Texas high school football has a unique atmosphere not rivaled by any other sport. As fans fill the stands on Friday nights waiting for their team to emerge from the locker room, there’s a feeling in the air like no other. For a few short hours, people forget what’s going on in the world and come together to rally around their team.

Political views, social issues and differences of opinion are left in the parking lot as people unite as one under the Friday night lights.

The pageantry of the game is enough to send chills down your spine. Whether the team runs through an elaborate tunnel or the traditional sign painted by the cheerleaders, fans are immediately filled with a sense of pride when they see their team take the field.

The captains meeting in the middle of the field, the band playing, the cheerleaders cheering and the fans on their feet are just the beginning of a ritual that is revered by an entire state. Texas high school football is not just a game, it’s a religion.

You can almost hear the pounding of the players hearts as they face the flag and listen to the National Anthem. They stand in honor of those who fought so they can stand where they are at that very moment. They stand for the country, their community, their school, their coaches and for one another.

From the minute of the opening kickoff, the atmosphere intensifies and a team of young men battle on the field for bragging rights, honor, and victory. For a brief time in their lives, they are heroes. They are looked up to by little boys in the stands, admired by the community and loved by their family. Their fathers stand with chests swollen with pride among the other fathers, watching their every move on the field. Their mothers don their photo buttons on their shirt while praying they don’t get hurt, but jumping up to yell, “That’s my boy!” throughout the game.

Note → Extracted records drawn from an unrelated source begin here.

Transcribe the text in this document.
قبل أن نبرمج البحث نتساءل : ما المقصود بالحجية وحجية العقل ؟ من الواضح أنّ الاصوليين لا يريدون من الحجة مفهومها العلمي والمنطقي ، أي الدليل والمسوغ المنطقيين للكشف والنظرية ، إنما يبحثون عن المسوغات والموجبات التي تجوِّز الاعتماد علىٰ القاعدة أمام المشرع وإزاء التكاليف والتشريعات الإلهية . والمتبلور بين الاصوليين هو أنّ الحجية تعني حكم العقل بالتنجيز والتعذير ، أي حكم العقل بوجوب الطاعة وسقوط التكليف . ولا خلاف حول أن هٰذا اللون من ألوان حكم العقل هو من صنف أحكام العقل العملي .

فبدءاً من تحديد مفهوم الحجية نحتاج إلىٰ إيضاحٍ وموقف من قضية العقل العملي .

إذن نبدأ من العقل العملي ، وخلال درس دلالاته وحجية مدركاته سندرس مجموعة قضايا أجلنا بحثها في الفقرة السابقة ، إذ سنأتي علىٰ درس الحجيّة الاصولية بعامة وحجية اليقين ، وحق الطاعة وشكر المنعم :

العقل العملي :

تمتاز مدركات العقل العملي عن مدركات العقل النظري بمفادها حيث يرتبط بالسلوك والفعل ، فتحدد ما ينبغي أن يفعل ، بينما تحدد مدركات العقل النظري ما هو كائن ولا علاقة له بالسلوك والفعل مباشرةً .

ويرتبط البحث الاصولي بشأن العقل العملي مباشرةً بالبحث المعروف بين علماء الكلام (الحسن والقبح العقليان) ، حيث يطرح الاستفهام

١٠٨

For some, the season will end in December as they hoist a State Championship trophy over their heads. For some, the season will end much sooner than they’d like. Class reunions will consist of talking about that one game, that one play, that one touchdown or that one season. Most likely, the stories will become a bit more embellished over the years, but those memories will stay with them for a lifetime.

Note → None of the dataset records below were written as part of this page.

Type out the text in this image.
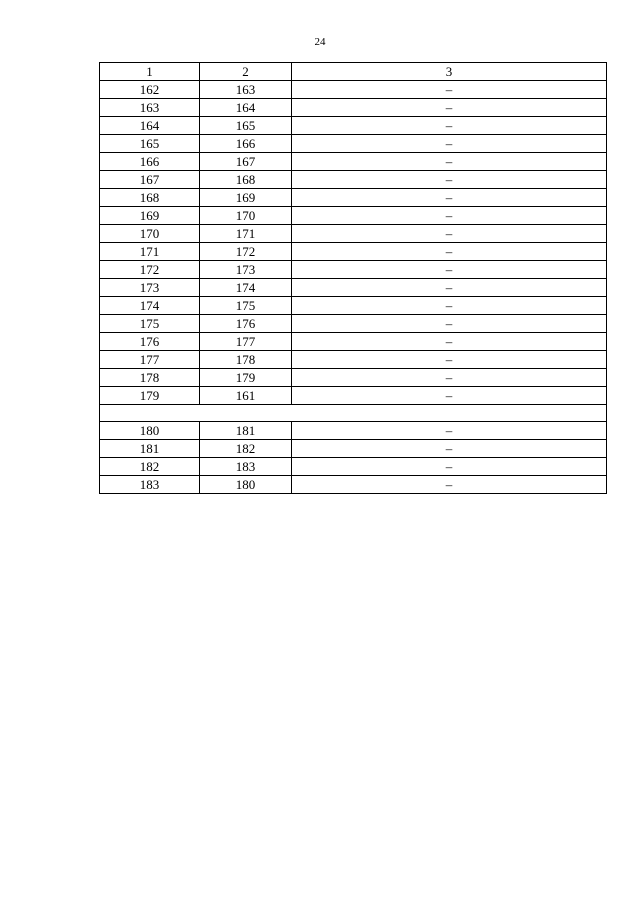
24
1	2	3
162	163	–
163	164	–
164	165	–
165	166	–
166	167	–
167	168	–
168	169	–
169	170	–
170	171	–
171	172	–
172	173	–
173	174	–
174	175	–
175	176	–
176	177	–
177	178	–
178	179	–
179	161	–

180	181	–
181	182	–
182	183	–
183	180	–
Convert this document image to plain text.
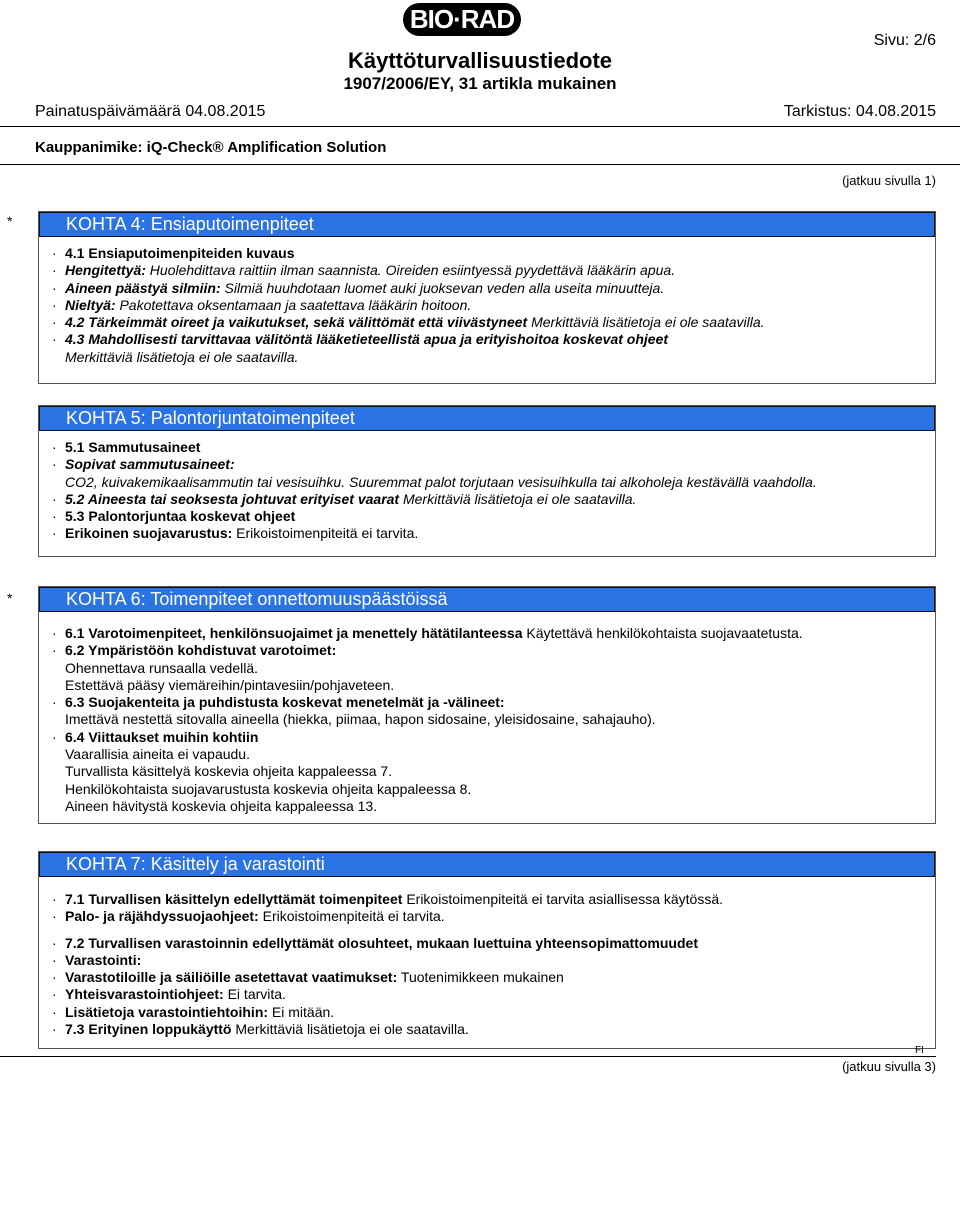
BIO·RAD
Käyttöturvallisuustiedote
1907/2006/EY, 31 artikla mukainen
Sivu: 2/6
Painatuspäivämäärä 04.08.2015	Tarkistus: 04.08.2015
Kauppanimike: iQ-Check® Amplification Solution
(jatkuu sivulla 1)
*	KOHTA 4: Ensiaputoimenpiteet
· 4.1 Ensiaputoimenpiteiden kuvaus
· Hengitettyä: Huolehdittava raittiin ilman saannista. Oireiden esiintyessä pyydettävä lääkärin apua.
· Aineen päästyä silmiin: Silmiä huuhdotaan luomet auki juoksevan veden alla useita minuutteja.
· Nieltyä: Pakotettava oksentamaan ja saatettava lääkärin hoitoon.
· 4.2 Tärkeimmät oireet ja vaikutukset, sekä välittömät että viivästyneet Merkittäviä lisätietoja ei ole saatavilla.
· 4.3 Mahdollisesti tarvittavaa välitöntä lääketieteellistä apua ja erityishoitoa koskevat ohjeet
Merkittäviä lisätietoja ei ole saatavilla.
KOHTA 5: Palontorjuntatoimenpiteet
· 5.1 Sammutusaineet
· Sopivat sammutusaineet:
CO2, kuivakemikaalisammutin tai vesisuihku. Suuremmat palot torjutaan vesisuihkulla tai alkoholeja kestävällä vaahdolla.
· 5.2 Aineesta tai seoksesta johtuvat erityiset vaarat Merkittäviä lisätietoja ei ole saatavilla.
· 5.3 Palontorjuntaa koskevat ohjeet
· Erikoinen suojavarustus: Erikoistoimenpiteitä ei tarvita.
*	KOHTA 6: Toimenpiteet onnettomuuspäästöissä
· 6.1 Varotoimenpiteet, henkilönsuojaimet ja menettely hätätilanteessa Käytettävä henkilökohtaista suojavaatetusta.
· 6.2 Ympäristöön kohdistuvat varotoimet:
Ohennettava runsaalla vedellä.
Estettävä pääsy viemäreihin/pintavesiin/pohjaveteen.
· 6.3 Suojakenteita ja puhdistusta koskevat menetelmät ja -välineet:
Imettävä nestettä sitovalla aineella (hiekka, piimaa, hapon sidosaine, yleisidosaine, sahajauho).
· 6.4 Viittaukset muihin kohtiin
Vaarallisia aineita ei vapaudu.
Turvallista käsittelyä koskevia ohjeita kappaleessa 7.
Henkilökohtaista suojavarustusta koskevia ohjeita kappaleessa 8.
Aineen hävitystä koskevia ohjeita kappaleessa 13.
KOHTA 7: Käsittely ja varastointi
· 7.1 Turvallisen käsittelyn edellyttämät toimenpiteet Erikoistoimenpiteitä ei tarvita asiallisessa käytössä.
· Palo- ja räjähdyssuojaohjeet: Erikoistoimenpiteitä ei tarvita.
· 7.2 Turvallisen varastoinnin edellyttämät olosuhteet, mukaan luettuina yhteensopimattomuudet
· Varastointi:
· Varastotiloille ja säiliöille asetettavat vaatimukset: Tuotenimikkeen mukainen
· Yhteisvarastointiohjeet: Ei tarvita.
· Lisätietoja varastointiehtoihin: Ei mitään.
· 7.3 Erityinen loppukäyttö Merkittäviä lisätietoja ei ole saatavilla.
FI
(jatkuu sivulla 3)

When they reflect on their time as a Texas high school football player, they will remember the community they played for. They will remember the sights, the sounds and the roar of the crowd. They will remember the pep rallies, the town covered in streamers and signs, and the little boys who gave them a “high five” after the game. As they become the spectator, they will get chills when they hear their fight song. They will watch as the little boys who once worshiped them are now on the field. They will think about their teammates who gave more meaning to the game and they will forever remember what it felt like to be a “Boy of Fall” under the Texas Friday night lights.